By Richard Vedder
Tomorrow, an important higher education mini-conference is taking place at the American Enterprise Institute in Washington, keynoted by Secretary of Education Margaret Spellings, in which I am playing a role as organizer (with sidekick Bryan O'Keefe and friend Anne Neal of the American Council of Trustees and Alumni). One of the many great speakers is Harry Lewis, former Dean of the College at Harvard, whose book Excellence Without a Soul is one of the great higher education reads of modern times.
Beyond teaching facts, ideas, and, hopefully, universal values, residential colleges, if they are doing their job well, help students become good citizens, and serve in an extra-parental role of advising them regarding the problems that accompany the transition from childhood to adulthood.

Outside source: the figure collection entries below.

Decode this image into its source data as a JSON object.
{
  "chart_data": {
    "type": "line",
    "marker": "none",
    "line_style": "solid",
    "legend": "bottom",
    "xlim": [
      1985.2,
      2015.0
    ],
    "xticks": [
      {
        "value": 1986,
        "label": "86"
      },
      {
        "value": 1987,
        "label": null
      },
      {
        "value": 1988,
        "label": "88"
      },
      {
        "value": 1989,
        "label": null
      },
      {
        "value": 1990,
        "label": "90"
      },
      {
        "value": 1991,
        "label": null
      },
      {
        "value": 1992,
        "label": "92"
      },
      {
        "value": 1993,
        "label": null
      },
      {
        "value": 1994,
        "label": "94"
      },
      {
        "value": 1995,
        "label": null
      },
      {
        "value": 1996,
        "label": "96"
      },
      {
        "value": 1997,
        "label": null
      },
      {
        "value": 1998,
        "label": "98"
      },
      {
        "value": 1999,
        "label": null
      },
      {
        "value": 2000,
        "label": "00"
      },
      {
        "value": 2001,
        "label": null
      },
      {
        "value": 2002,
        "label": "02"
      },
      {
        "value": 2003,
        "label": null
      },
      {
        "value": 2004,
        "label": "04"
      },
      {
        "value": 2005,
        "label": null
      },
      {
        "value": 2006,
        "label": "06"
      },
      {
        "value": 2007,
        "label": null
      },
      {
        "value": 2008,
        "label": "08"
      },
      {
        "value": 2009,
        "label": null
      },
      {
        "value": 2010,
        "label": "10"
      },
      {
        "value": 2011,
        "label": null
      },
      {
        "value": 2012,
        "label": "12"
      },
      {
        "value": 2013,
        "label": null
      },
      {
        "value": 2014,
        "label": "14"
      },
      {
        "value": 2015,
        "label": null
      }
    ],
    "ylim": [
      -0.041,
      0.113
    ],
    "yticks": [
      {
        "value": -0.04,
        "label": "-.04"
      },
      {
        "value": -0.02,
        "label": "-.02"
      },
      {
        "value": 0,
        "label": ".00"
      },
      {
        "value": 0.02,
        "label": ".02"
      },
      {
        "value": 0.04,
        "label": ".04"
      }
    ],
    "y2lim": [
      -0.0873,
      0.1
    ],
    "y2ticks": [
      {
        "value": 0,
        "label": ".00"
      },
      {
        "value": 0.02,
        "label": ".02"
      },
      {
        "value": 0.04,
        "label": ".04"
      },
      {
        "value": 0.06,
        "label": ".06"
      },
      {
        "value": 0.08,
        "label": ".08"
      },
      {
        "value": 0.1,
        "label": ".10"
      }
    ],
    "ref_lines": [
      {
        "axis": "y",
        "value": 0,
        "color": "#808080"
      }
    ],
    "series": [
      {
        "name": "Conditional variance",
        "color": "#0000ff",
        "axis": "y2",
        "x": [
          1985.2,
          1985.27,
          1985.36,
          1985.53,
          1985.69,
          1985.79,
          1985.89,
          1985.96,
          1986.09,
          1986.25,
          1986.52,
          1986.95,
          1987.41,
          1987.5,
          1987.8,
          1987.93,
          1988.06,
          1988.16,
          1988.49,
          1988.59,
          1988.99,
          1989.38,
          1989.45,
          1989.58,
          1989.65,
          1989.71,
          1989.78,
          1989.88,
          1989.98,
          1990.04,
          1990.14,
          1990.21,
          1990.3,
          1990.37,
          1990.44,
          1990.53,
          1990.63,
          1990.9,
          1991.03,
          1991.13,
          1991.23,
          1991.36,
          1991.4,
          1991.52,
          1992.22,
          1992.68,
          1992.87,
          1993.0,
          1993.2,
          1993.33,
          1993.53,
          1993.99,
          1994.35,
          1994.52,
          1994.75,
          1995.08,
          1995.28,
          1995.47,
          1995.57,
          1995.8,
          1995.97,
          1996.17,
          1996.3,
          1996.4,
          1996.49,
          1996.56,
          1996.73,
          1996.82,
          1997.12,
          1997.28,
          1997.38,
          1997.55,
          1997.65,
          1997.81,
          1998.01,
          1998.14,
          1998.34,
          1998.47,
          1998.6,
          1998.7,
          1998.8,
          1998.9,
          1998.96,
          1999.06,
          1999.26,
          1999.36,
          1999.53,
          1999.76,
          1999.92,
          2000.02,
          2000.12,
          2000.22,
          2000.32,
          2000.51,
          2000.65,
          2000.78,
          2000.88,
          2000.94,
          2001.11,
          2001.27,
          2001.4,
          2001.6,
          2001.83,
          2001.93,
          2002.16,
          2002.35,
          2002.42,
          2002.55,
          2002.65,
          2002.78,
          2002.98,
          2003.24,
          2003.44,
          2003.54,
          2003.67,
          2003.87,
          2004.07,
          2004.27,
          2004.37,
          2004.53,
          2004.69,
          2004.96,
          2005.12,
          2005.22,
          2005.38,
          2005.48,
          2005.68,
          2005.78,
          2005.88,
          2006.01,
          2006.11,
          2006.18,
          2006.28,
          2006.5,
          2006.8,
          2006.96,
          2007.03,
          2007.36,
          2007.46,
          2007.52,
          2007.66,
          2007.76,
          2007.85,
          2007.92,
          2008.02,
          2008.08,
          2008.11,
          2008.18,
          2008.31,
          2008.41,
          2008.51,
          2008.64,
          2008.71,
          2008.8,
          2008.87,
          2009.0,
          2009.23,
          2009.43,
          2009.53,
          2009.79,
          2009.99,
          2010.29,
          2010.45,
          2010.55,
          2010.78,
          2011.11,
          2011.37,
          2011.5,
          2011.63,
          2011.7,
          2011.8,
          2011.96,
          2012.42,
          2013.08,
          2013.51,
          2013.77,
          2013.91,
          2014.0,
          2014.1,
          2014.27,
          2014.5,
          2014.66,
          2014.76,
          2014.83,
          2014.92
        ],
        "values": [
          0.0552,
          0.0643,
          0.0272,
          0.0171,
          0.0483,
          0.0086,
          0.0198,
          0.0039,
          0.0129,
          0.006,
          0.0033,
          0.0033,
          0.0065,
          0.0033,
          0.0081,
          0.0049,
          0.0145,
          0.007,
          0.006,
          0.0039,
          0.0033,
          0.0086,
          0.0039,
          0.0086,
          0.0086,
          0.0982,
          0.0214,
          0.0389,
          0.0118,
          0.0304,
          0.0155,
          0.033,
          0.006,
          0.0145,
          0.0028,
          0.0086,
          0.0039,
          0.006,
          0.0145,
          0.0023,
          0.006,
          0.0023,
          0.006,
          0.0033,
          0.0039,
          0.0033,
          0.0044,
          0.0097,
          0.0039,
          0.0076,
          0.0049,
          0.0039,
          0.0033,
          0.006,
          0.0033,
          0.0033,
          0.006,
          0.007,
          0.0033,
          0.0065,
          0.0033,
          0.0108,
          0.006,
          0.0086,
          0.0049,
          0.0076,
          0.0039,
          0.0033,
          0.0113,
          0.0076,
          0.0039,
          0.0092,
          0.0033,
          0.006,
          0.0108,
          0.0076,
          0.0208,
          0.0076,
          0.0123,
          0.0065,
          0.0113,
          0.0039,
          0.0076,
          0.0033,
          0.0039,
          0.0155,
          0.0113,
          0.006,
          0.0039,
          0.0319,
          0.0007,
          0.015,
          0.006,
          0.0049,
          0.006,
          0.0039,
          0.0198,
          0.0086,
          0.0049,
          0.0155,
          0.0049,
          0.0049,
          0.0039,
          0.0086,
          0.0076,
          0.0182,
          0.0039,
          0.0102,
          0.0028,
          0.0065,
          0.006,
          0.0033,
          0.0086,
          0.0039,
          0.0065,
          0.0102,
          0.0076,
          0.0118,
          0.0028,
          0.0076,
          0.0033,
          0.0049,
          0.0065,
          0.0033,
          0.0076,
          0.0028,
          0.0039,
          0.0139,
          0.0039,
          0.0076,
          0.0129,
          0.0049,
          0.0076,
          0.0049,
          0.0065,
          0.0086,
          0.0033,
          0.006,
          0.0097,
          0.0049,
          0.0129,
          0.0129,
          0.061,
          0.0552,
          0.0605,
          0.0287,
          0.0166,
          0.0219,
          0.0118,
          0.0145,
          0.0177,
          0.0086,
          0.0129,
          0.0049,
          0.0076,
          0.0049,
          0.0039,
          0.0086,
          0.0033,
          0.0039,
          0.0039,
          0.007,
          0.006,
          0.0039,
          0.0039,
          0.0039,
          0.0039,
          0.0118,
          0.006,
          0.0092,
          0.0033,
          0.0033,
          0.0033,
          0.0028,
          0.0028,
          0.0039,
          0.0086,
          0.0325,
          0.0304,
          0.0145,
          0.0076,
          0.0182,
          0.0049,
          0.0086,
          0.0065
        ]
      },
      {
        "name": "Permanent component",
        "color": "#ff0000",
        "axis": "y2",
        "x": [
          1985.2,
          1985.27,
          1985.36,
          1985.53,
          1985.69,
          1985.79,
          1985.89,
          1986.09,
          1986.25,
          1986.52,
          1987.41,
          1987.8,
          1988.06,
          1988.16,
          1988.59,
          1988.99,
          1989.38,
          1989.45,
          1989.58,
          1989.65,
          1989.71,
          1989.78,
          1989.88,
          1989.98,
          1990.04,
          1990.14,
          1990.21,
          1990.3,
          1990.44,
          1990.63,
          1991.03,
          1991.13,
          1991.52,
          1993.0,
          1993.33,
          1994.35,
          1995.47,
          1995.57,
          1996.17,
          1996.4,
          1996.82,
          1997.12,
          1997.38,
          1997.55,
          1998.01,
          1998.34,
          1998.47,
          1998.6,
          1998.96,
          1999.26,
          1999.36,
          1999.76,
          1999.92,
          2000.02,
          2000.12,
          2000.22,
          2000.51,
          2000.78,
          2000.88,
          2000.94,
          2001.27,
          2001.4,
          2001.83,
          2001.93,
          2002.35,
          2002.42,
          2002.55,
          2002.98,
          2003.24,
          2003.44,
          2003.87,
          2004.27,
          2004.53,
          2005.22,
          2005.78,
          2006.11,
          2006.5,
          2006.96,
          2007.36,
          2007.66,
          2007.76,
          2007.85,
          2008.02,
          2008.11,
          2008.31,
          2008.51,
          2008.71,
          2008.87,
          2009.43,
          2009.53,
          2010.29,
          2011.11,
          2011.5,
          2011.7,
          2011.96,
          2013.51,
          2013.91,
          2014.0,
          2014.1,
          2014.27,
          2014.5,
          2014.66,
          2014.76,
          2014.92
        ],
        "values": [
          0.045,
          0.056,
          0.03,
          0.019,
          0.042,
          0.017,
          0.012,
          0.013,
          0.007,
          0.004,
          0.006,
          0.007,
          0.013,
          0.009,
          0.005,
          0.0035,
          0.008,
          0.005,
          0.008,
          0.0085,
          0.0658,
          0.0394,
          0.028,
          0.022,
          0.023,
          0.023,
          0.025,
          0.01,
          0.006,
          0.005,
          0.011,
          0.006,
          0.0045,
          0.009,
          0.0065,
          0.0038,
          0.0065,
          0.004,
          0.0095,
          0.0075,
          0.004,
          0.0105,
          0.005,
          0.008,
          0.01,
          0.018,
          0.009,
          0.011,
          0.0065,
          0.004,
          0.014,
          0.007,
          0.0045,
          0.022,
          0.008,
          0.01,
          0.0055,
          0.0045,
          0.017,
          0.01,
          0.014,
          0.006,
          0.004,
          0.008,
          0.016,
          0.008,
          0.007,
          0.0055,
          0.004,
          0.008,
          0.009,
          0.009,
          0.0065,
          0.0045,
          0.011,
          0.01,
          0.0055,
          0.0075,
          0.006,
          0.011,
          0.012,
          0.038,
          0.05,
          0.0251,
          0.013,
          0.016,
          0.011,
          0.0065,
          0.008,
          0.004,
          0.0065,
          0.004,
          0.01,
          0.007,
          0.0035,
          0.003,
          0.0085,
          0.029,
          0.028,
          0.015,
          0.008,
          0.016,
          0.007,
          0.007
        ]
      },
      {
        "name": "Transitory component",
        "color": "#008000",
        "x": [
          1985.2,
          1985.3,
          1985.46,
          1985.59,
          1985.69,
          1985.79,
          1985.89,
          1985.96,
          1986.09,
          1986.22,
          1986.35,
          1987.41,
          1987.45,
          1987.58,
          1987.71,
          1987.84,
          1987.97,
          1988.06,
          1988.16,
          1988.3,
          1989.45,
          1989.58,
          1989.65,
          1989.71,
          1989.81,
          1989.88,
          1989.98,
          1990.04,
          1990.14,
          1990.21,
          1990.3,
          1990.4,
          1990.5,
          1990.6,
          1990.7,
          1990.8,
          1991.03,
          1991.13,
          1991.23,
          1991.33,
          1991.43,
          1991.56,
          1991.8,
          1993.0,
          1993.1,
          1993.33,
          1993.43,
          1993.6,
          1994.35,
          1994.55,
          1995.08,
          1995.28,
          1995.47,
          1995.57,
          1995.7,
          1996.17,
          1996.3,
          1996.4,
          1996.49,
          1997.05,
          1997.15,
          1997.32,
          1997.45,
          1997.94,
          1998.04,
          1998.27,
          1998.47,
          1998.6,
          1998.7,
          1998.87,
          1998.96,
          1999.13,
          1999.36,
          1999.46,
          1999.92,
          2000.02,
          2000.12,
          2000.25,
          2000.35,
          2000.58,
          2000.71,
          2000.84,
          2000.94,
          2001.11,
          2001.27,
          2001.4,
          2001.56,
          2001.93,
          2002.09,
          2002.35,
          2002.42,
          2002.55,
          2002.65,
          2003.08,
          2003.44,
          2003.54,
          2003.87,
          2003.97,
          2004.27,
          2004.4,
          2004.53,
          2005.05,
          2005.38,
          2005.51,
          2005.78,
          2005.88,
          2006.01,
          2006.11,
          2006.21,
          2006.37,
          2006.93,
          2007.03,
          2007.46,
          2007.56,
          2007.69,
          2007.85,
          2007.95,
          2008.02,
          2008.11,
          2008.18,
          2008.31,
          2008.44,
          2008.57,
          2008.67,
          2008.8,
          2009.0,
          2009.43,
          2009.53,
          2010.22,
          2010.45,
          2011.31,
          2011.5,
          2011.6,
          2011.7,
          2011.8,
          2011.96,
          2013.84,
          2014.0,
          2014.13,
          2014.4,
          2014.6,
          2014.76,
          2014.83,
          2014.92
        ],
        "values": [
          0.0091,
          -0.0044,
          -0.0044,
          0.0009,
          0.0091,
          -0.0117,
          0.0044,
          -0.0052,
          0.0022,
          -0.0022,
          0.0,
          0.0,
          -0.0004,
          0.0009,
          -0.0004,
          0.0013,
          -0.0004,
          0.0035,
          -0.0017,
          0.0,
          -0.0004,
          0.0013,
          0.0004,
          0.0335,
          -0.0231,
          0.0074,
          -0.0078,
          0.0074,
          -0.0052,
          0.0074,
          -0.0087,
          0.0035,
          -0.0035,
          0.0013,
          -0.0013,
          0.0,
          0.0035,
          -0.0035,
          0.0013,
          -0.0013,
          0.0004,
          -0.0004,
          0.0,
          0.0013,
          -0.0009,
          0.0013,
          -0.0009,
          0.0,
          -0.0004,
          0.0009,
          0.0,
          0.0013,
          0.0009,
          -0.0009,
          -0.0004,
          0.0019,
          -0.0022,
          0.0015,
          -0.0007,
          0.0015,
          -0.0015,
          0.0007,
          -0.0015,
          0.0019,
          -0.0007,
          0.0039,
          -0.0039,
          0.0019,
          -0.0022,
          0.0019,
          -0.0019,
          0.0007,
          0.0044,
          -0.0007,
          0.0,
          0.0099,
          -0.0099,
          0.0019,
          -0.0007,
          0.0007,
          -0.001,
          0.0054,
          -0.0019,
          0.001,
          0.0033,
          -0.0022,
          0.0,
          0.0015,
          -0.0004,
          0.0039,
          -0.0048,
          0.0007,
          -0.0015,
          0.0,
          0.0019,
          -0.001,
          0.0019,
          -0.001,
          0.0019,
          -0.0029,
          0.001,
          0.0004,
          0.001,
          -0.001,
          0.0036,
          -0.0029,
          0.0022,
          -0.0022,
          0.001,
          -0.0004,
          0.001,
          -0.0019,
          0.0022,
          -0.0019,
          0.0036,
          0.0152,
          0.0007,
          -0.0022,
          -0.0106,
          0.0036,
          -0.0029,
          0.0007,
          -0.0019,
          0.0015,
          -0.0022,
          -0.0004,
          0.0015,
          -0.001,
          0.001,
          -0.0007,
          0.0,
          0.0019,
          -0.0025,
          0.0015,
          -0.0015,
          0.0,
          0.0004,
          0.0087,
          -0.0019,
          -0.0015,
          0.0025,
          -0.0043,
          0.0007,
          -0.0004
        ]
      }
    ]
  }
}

Students need honest, mature, and wise advice on matters of vocational and graduate school selection, with issues relating to family and friends, even sometimes with dealing with romances and sexual feelings, and more broadly, with issues relating to right and wrong. As Lewis points out, many faculty members are so absorbed in their professional research specialties that they are disinclined and maybe even unequipped to advise youth on the broader business of the adult life to come. But many faculty members with years of working with youth and good life experiences of their own can serve as role models and advisers to students. Yet as Lewis emphasizes, the "system" does not promote that. Untenured assistant professors are not rewarded for talking to students. A paper given at an obscure professional meeting is worth more than 1,000 hours of advising kids about their future. That is wrong, it is a shame, and Harry Lewis has done a great job of exposing the problem as it has evolved at Harvard.
At a policy level, we need to change the system of rewards and incentives. The biggest problem, as I see it, is that research is measurable and recognition is national or even international in scope, while good advising (and to a lesser extent, good teaching) is much harder to measure and define, and recognition is merely local in nature. Therefore, national labor markets get information on research quickly and reasonably accurately, but much less on teaching. That may be one reason why the teaching/advising role in comparatively neglected, but not the only one. Nonetheless, we need to seek to evaluate professors more imaginatively and comprehensively than we do now. Why not ask graduating seniors, for example, to tell us "what professors have made the most positive difference in your life, either through their teaching, advising or other contact?" Why not reward teachers who are highly regarded more? Why does not rateyourprofessor.com or other Web-based site develop a national instrument that might provide national recognition for superstar professors in terms of helping students? It is not a perfect solution to the problem, but it may be a start.